Course number: COMS E6998.001, Columbia
Instructors: Alekh Agarwal and Alex Slivkins (Microsoft Research NYC)
Schedule: Wednesdays 4:10-6:40pm
Office Hours: TBD.
This course covers several foundational topics in sequential decision making. We start with multi-armed bandits, and proceed to contextual bandits, a generalization motivated by several real-world applications. We cover the main algorithms, performance guarantees and lower bounds, along with applications in the industry. We also discuss “offline off-policy evaluation”: performance assessment techniques for real-world online systems. The remainder of the course concerns the more general problem of reinforcement learning, from small-state MDPs to recent extensions that handle large state spaces.
Exposure to algorithms and proofs at the level of an undergraduate algorithms course (CSOR 4231). Graduate ML course (COMS 4771) or current enrollment therein.
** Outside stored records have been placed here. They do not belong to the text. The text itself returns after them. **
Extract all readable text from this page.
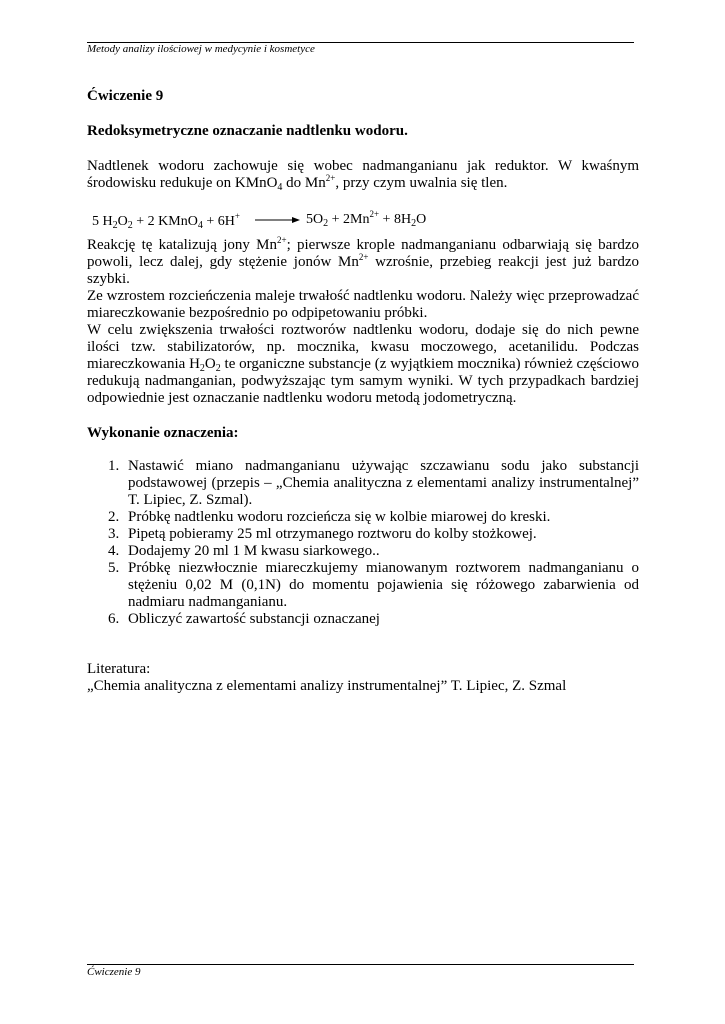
Metody analizy ilościowej w medycynie i kosmetyce
Ćwiczenie 9
Redoksymetryczne oznaczanie nadtlenku wodoru.

Nadtlenek wodoru zachowuje się wobec nadmanganianu jak reduktor. W kwaśnym środowisku redukuje on KMnO$_4$ do $Mn^{2+}$, przy czym uwalnia się tlen.

5 $H_2O_2 + 2$ KMnO$_4$ + 6H+	$5O_2 + 2Mn^{2+} + 8H_2O$

Reakcję tę katalizują jony $Mn^{2+}$; pierwsze krople nadmanganianu odbarwiają się bardzo powoli, lecz dalej, gdy stężenie jonów $Mn^{2+}$ wzrośnie, przebieg reakcji jest już bardzo szybki.

Ze wzrostem rozcieńczenia maleje trwałość nadtlenku wodoru. Należy więc przeprowadzać miareczkowanie bezpośrednio po odpipetowaniu próbki.

W celu zwiększenia trwałości roztworów nadtlenku wodoru, dodaje się do nich pewne ilości tzw. stabilizatorów, np. mocznika, kwasu moczowego, acetanilidu. Podczas miareczkowania $H_2O_2$ te organiczne substancje (z wyjątkiem mocznika) również częściowo redukują nadmanganian, podwyższając tym samym wyniki. W tych przypadkach bardziej odpowiednie jest oznaczanie nadtlenku wodoru metodą jodometryczną.

Wykonanie oznaczenia:
1. Nastawić miano nadmanganianu używając szczawianu sodu jako substancji podstawowej (przepis – „Chemia analityczna z elementami analizy instrumentalnej” T. Lipiec, Z. Szmal).
2. Próbkę nadtlenku wodoru rozcieńcza się w kolbie miarowej do kreski.
3. Pipetą pobieramy 25 ml otrzymanego roztworu do kolby stożkowej.
4. Dodajemy 20 ml 1 M kwasu siarkowego..
5. Próbkę niezwłocznie miareczkujemy mianowanym roztworem nadmanganianu o stężeniu 0,02 M (0,1N) do momentu pojawienia się różowego zabarwienia od nadmiaru nadmanganianu.
6. Obliczyć zawartość substancji oznaczanej
Literatura:
„Chemia analityczna z elementami analizy instrumentalnej” T. Lipiec, Z. Szmal
Ćwiczenie 9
If you do not meet these, please email the instructors.
Coursework and assessment
A final project, letter grade. The project will involve a mix of reading, coding, and/or original research on a course-related topic of your choice (more details later).
- Fundamental algorithms for multi-armed bandits:
- IID rewards: UCB1, Successive Elimination
- adversarial rewards: multiplicative weights, follow-the-leader, EXP3/EXP4
- Bayesian/IID rewards: Thompson Sampling
- Advanced topics in multi-armed bandits (*)
- Lower bounds
- structured action spaces (e.g., Lipschitz, linear, combinatorial)
- global constraints ("bandits with knapsacks")
- connections to game theory and mechanism design
- Contextual Bandits (CB)
- CB with classification oracle: Epsilon-greedy, "Taming the Monster"
- CB with linear rewards: LinUCB
- Off-Policy Evaluation
- Reinforcement Learning
- MDPs, Value functions, Value Iteration, Q-Learning
- R-MAX, lower bounds
- Bellman Rank and resulting algorithm
The first half of the course will be based on chapters from this book draft. For the rest, reading and/or lecture notes will be provided.
Some resources on course-related topics are listed below:
- A survey on (non-Bayesian) bandits by Sebastien Bubeck and Nicolo Cesa-Bianchi (2012).
- Prediction, Learning, and Games: a book by Nicolo Cesa-Bianchi and Gabor Lugosi (2006).
- (Brief) lectures on bandit theory by Sebastien Bubeck: part 1 and part 2 (Spring'16).
- A survey
on concentration inequalities by Fan Chung
and Linyuan Lu (2010)
Another survey on concentration inequalities by Colin McDiarmid (1998).
Recent cources with closely related content
- Shipra Agrawal, Learning and Optimization for Sequential Decision Making, Columbia University, IEOR dept, Spring 2016.
- Alex Slivkins, Bandits, Experts, and Games, University of Maryland, Computer Science Department, Fall 2016.
- Csaba Szepesvari and Tor Lattimore, Bandit Algorithms, University of Alberta (Fall 2016) and Indiana University(Spring 2017).